Haaretz
Tevet 12, 5767
Iranian President Mahmoud
Ahmadinejad scorned the UN Security Council's imposing sanctions on Iran,
telling a crowd Tuesday that Iran had humiliated the United States in the
past and would do so again.
Speaking in the southwestern provincial
capital of Ahvaz, Ahmadinejad
said the Security Council's resolution
of December 23 was invalid and had left the world body's reputation in
tatters.
His speech made no referrence to series of bombings that
have occurred in
Ahvaz, believed to stem from tension between the
city's Arabic-speaking
community and the Farsi-speaking authorities.

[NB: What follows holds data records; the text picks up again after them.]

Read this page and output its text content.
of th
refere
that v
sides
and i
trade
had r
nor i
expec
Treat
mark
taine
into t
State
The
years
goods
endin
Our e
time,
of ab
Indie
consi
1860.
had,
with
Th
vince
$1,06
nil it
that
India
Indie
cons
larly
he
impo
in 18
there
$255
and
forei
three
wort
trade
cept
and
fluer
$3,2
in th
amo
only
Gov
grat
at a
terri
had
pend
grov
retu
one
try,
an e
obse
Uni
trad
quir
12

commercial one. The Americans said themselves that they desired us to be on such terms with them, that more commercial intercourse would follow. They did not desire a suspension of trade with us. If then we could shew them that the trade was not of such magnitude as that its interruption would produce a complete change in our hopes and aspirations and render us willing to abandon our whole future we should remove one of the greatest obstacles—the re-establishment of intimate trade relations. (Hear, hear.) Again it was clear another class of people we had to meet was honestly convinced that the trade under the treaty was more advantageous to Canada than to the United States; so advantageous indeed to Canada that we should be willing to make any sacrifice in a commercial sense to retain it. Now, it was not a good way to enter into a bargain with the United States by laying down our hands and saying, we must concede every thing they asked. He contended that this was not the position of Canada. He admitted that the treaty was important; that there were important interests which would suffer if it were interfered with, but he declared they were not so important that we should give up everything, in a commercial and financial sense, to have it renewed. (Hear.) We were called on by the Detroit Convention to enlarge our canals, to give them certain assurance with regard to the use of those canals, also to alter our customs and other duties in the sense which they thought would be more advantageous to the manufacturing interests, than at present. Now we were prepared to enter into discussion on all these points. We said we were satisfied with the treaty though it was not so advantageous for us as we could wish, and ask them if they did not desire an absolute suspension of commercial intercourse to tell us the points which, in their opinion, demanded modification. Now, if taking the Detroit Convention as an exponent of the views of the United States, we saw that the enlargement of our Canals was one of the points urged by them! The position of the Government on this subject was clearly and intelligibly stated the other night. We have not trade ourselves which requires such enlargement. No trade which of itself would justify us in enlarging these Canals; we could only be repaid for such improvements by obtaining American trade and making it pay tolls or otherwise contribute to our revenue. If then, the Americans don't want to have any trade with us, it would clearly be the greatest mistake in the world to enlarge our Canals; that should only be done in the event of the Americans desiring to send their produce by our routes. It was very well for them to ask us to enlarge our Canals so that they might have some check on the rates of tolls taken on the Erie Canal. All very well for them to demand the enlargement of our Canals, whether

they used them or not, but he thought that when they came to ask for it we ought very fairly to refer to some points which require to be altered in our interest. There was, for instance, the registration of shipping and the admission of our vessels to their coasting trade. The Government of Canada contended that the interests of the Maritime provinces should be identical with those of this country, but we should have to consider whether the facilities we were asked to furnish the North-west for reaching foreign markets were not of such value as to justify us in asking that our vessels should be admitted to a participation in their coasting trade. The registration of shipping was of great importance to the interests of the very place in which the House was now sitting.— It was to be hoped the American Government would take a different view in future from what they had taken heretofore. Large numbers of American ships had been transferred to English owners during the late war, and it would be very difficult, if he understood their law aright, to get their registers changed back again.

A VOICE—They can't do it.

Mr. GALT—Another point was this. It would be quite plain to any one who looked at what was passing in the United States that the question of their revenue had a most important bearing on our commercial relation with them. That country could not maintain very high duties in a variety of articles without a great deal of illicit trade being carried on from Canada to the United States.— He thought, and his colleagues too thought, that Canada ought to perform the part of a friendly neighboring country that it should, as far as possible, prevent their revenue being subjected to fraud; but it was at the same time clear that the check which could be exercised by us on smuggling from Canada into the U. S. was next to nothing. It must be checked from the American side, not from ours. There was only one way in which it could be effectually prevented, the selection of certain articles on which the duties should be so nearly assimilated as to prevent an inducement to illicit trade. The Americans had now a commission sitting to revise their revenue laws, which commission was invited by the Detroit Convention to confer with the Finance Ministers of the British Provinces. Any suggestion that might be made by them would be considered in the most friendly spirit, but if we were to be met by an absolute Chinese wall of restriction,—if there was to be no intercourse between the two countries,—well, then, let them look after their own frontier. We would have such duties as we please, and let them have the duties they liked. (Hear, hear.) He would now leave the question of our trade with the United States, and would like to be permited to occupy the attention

Nor did Ahmadinejad refer to the results of Iran's local elections of
December 15, in which his political allies were heavily
defeated.
The Security Council voted unanimously to bar all
countries from selling
materials and technology to Iran that could
contribute to its nuclear and
missile programs. It also froze the
assets of 10 Iranian companies and 12
individuals related to those
programs.
"Let the world know that from the Iranian nation's point
of view, this
resolution has no validity," Ahmadinejad said.
He
said the United States was the main power behind the resolution, and
warned Washington: "I want you to know that the Iranian nation has
humiliated you many times, and it will humiliate you in
future."
The United States has led the drive to stop Iran from
enriching uranium - a process that produces the material for either
nuclear reactors or bombs. Iran denies that it seeks to build atomic
weapons, saying its nuclear program is limited to the generation of
electricity.
Ahmadinejad said the sanctions were not important but
were part of a campaign of psychological warfare against Iran that was
designed to provoke dissent within the country.
"You are nobody,"
he told the Western powers. Recalling the West's support for Iraq, then
ruled by Saddam Hussein, during its eight year war with Iran in the 1980s,
he said: "If all the powers that supported Saddam in his war against Iran
were to regroup and confront Iran again, Iranians would deliver a historic
slap in their face"
Ahmadinejad said Iran had done everything it
could to prove that its nuclear program is peaceful but the West, in the
name of opposing nuclear weapons, was trying to thwart Iran's
development.
"We have tried all legal, wise and logical ways to
convince these corrupt and selfish powers," he said of the
West.
While Ahmadinejad has repeatedly attacked the Security
Council resolution, he has avoided any public comment on the results of
the municipal elections of December 15.
The polls were seen as an
electoral test of Ahmadinejad's presidency, and the success of his
opponents suggested that voters want him to pay more attention to domestic
issues rather than foreign policy - where he is fond of challenging the
West by taking an inflexible line on the nuclear program and by calling
for the destruction of Israel.
Some people in the crowd in Ahvaz on
Tuesday tried to remind the president of the need to address domestic
problems. State television showed a placard carried by one spectator that
read: "Inflation, unemployment, insecurity, drug addiction have desiccated
the tree of the revolution."
Inflation is officially at 12 percent
but thought to be much higher, and an estimated 3 million people are
unemployed.
Three bombings in Ahvaz, the capital of Khuzestan
province, killed a total of 23 people and wounded dozens more in January
2006, and June and October 2005.
In July, a court condemned to
death five Iranian Arab separatists for the
blasts. An Iranian Arab
insurgent group, the Arab Struggle Movement for the Liberation of Ahvaz,
claimed responsibility for the January blast.